Like many debates in public, the mood has become acrimonious, with both sides making over-the-top statements that are not true. Some campaigners mistakenly seem to believe that all dog breeders are animal-hating, mean-spirited narcissists with no interest in the welfare of dogs. And on the other side, some dog breeders are in complete denial about there being any problem at all in the world of pedigree dogs. As always, the truth gets lost in the fighting.

To be clear about this, there is undeniably a problem with ill health in pedigree dogs. As evidence, it's worth noting that pet insurance companies charge an annual premium for pedigree dogs that's around 50% higher than cross-bred dogs. They do this because their records demonstrate that pedigree dogs are more likely to need veterinary attention. This does not mean that all pedigree dogs are inevitably going to develop serious health problems, but it does mean that if you look at a large population of dogs, statistically speaking, pedigree dogs are more likely to fall ill.

The type of ill health suffered by pedigree dogs falls into two categories: first, inherited disease caused by in-breeding, and second, problems caused by deliberately breeding for a particular anatomical appearance. regardless of the effect on the animals health

Inherited disease is the problem that receives the greatest attention. Pedigree dogs originate from a relatively small number of foundation stock, and if you look at a puppy's five-generation pedigree, it is not unusual to see one dog featuring more than once. This could be the equivalent of having the same great granny on your mother's side and on your father's side. The more inbreeding there is in a dog's ancestors, the more likely the dog is to develop inherited disease.

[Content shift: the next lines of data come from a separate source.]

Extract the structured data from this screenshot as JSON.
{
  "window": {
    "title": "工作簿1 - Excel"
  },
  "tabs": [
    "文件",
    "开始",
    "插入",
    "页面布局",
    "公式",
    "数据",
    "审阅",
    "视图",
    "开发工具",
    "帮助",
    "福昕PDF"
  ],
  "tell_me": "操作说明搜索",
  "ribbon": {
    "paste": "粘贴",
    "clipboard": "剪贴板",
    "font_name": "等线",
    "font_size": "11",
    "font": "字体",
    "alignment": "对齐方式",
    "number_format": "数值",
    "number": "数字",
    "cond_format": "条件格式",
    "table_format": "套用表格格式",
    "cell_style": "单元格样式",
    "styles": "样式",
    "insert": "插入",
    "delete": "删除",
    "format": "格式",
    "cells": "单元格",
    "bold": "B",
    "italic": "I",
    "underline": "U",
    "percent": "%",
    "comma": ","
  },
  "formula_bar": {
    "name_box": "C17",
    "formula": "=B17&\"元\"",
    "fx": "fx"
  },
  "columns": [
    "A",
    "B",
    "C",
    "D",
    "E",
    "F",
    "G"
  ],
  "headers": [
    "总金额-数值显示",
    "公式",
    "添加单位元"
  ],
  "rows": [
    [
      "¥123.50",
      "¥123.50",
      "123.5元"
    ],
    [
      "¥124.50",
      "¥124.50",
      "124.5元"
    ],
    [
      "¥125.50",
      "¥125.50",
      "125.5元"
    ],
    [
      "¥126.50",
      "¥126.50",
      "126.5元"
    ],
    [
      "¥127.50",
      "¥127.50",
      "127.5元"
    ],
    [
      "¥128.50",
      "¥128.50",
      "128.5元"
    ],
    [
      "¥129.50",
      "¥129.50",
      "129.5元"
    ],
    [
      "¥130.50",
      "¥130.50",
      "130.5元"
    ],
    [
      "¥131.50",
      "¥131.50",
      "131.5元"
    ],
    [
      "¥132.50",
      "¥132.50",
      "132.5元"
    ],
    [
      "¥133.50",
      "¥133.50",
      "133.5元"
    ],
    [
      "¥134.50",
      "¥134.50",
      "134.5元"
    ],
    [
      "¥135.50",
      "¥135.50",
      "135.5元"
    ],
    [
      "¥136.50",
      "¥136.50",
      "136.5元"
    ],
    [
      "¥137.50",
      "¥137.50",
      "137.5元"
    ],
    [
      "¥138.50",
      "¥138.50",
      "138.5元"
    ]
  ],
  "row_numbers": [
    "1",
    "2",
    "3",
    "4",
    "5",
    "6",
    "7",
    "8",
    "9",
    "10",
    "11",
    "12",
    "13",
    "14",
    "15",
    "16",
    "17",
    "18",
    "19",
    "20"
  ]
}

It's possible to calculate a "coefficient of inbreeding" which more-or-less means the percentage of genes that come from the same individual: this relates directly to the amount of inbreeding. If a clone of an animal was to mate with its own clone, the coefficient of inbreeding would be 100%. A mother-son or father-daughter breeding would result in 25%. To achieve long term good health in pedigree dogs, it's recommended that breeding should not take place unless the percentage is less than 12.5%. Unfortunately, the Kennel Club in the UK still allows the registration and showing of dogs with coefficients of inbreeding as high as 47.5%. It's no wonder that the organisation still finds itself the target of criticism. This type of approach lacks a sense of urgency about slowing the rate of inherited diseases.

Blood tests to check for the genes that cause inherited disease are becoming more available with new technology, as well as other screening methods such as x-rays. These are also helping to reduce the incidence of some diseases, but the fact that dogs that have failed such screening tests are often still allowed to compete in dog shows and subsequently to breed does not inspire confidence in the system.

As well as the problem of inherited disease from too much in-breeding, pedigree dogs suffer from problems due to the exaggerated features that are an integral part of the breed. As an example, Pekingese dogs can find it difficult to breathe because of their scrunched up, flattened noses. Other problems commonly seen include inturned eyelids causing sore eyes and painful dermatitis due to deep creases in the skin (e.g. in Pugs). The only way to solve these problems is to change the "breed specification" so that dogs with built-in problems are no longer rewarded in the show ring. This means changing the wording of the "breed standards" which are the written descriptions that are maintained for breed. The winning dog in a show is the one that most closely matches the breed standard. In fairness, many of the breed standards have been changed in recent years to focus more on health than just looks, but there is still some distance to go.

Many dog breeders and organisations have been working hard to improve the health of pedigree dogs. Progress has been made, but there's plenty more still to be done.